La ministre de l'enseignement supérieur et de la recherche, Geneviève Fioraso, a ensuite proposé des pistes pour l’adaptation de la formation médicale aux enjeux actuels et à venir.

Puis la ministre de la santé Marisol Touraine a esquissé les grandes lignes de la stratégie nationale de santé (SNS), qui va en particulier reposer sur une accentuation de la prévention, une "révolution du premier recours" et une meilleure reconnaissance des droits des malades.

En pratique, une partie des mesures annoncées pourraient être incluses dans le projet de loi de financement de la sécurité sociale (PLFSS) pour 2014, tandis que d’autres feront l’objet d’une loi dans les mois qui viennent.
Michèle Delaunay, Geneviève Fioraso, Marisol Touraine, Alain Cordier et Dominique Bertinotti (de gauche à droite).

Michèle Delaunay, Geneviève Fioraso, Marisol Touraine, Alain Cordier et Dominique Bertinotti (de gauche à droite).


Les 19 recommandations du "rapport Cordier"
Alain Cordier est revenu sur les motivations et propositions de son rapport (pour prendre connaissance de ce dernier, vous pouvez lire notre article "Stratégie nationale de santé : les 19 propositions du Comité des "sages"" ; le rapport complet est téléchargeable en cliquant ici).

Il a tout d'abord souligné que les 15 millions de Français atteints d'une maladie chronique souffraient aussi des dysfonctionnements actuels de notre système de santé : "ces personnes souffrent en tout premier lieu d'une absence de coordination entre tous les professionnels. Les ruptures entre la prise en charge et l'accompagnement sont insupportables".

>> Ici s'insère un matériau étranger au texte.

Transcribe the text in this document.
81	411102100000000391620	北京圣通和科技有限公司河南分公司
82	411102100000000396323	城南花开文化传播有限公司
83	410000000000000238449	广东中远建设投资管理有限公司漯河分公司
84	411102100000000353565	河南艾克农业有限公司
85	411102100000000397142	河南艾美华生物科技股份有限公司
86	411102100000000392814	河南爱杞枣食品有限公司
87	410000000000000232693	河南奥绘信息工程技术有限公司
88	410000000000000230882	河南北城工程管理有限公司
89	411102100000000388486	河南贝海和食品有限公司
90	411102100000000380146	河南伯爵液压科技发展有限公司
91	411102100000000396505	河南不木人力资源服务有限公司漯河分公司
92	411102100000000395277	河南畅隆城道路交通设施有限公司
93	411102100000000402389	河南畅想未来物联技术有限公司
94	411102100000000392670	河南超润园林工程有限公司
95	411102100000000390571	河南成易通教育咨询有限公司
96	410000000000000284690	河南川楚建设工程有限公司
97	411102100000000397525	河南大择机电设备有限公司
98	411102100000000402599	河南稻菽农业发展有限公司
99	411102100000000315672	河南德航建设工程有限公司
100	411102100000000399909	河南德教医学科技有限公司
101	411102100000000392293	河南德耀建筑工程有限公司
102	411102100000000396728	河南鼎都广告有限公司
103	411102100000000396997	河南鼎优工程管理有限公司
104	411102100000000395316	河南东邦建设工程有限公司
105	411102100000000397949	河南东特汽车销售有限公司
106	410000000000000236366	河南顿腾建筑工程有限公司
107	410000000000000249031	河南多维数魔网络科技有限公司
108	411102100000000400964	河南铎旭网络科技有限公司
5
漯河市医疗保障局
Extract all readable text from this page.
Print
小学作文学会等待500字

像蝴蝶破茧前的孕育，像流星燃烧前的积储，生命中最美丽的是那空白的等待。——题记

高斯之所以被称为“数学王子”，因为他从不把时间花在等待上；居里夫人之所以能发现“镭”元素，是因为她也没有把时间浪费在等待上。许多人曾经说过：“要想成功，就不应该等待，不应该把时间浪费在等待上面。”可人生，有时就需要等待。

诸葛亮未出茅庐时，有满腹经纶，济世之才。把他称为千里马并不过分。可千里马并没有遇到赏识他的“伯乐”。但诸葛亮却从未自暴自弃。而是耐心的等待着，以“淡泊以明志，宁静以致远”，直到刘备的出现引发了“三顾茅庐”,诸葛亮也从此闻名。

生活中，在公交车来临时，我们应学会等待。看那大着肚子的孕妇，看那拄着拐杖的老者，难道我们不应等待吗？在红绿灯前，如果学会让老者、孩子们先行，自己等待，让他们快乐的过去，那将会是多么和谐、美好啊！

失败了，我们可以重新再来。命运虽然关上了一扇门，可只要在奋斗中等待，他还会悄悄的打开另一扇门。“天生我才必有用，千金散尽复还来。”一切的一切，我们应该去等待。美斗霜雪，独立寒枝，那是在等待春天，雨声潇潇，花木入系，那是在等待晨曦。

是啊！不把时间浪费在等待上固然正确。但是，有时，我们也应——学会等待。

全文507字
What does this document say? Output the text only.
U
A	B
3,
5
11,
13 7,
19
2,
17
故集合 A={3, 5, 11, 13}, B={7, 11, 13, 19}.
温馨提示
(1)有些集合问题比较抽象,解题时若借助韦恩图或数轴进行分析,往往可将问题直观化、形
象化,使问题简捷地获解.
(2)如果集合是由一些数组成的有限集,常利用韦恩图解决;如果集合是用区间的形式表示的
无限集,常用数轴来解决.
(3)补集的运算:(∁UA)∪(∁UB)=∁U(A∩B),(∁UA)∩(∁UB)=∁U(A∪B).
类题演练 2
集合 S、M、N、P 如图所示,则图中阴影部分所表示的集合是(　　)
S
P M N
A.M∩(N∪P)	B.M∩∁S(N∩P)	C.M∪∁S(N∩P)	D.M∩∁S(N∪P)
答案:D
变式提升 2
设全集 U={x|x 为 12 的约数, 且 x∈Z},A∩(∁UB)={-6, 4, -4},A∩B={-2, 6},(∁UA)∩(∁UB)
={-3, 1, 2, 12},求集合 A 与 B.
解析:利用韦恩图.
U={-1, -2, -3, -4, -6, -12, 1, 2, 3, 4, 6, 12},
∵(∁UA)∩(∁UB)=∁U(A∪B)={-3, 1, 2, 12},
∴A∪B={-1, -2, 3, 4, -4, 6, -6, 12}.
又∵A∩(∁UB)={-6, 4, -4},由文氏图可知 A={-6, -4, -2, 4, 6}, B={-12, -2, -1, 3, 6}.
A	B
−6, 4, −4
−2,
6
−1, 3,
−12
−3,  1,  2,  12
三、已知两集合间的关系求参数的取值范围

Il faut donc "mettre fin" à ces ruptures : cela nécessite de la coordination, un renforcement de la qualité des intervenants et une "étroite combinaison" des médecines préventive, curative et palliative.

Les 19 propositions du rapport des Sages ont été conçues comme des leviers pour "conduire un changement progressif et radical". Mr Cordier voudrait que se constitue une dynamique d'ensemble pour "créer un projet global" : promotion de la santé, amélioration de l'accès aux soins, auto-surveillance, généralisation du tiers payant, création de nouveaux métiers, refonte du DMP (Dossier Médical Personnel), programmation des sorties d'hôpital en fin de matinée avec un courrier pour le médecin traitant, etc.  

Mr Cordier souligne que ces propositions sont inscrites dans un projet global, tout en ayant conscience que "gouverner, c'est choisir", et donc qu'elles ne seront pas forcément toutes appliquées.

Ecoutez ci-dessous son intervention :


Améliorer et adapter les outils de formation, de recherche et de soins
La ministre de l'enseignement supérieur et de la recherche, Geneviève Fioraso, préconise, tout comme le rapport Cordier, un décloisonnement de la formation, avec un développement de "passerelles entrantes et sortantes". La validation des acquis d'expérience sera également développée. Les objectifs de l'examen classant national (à la fin des études de médecine) seront également revus.

Pour adapter la formation initiale, Geneviève Fioraso prône de s'appuyer sur le numérique : universités virtuelles ("massive online open courses", ou MOOCs), usage de simulateurs numériques, implication de patients-formateurs, etc.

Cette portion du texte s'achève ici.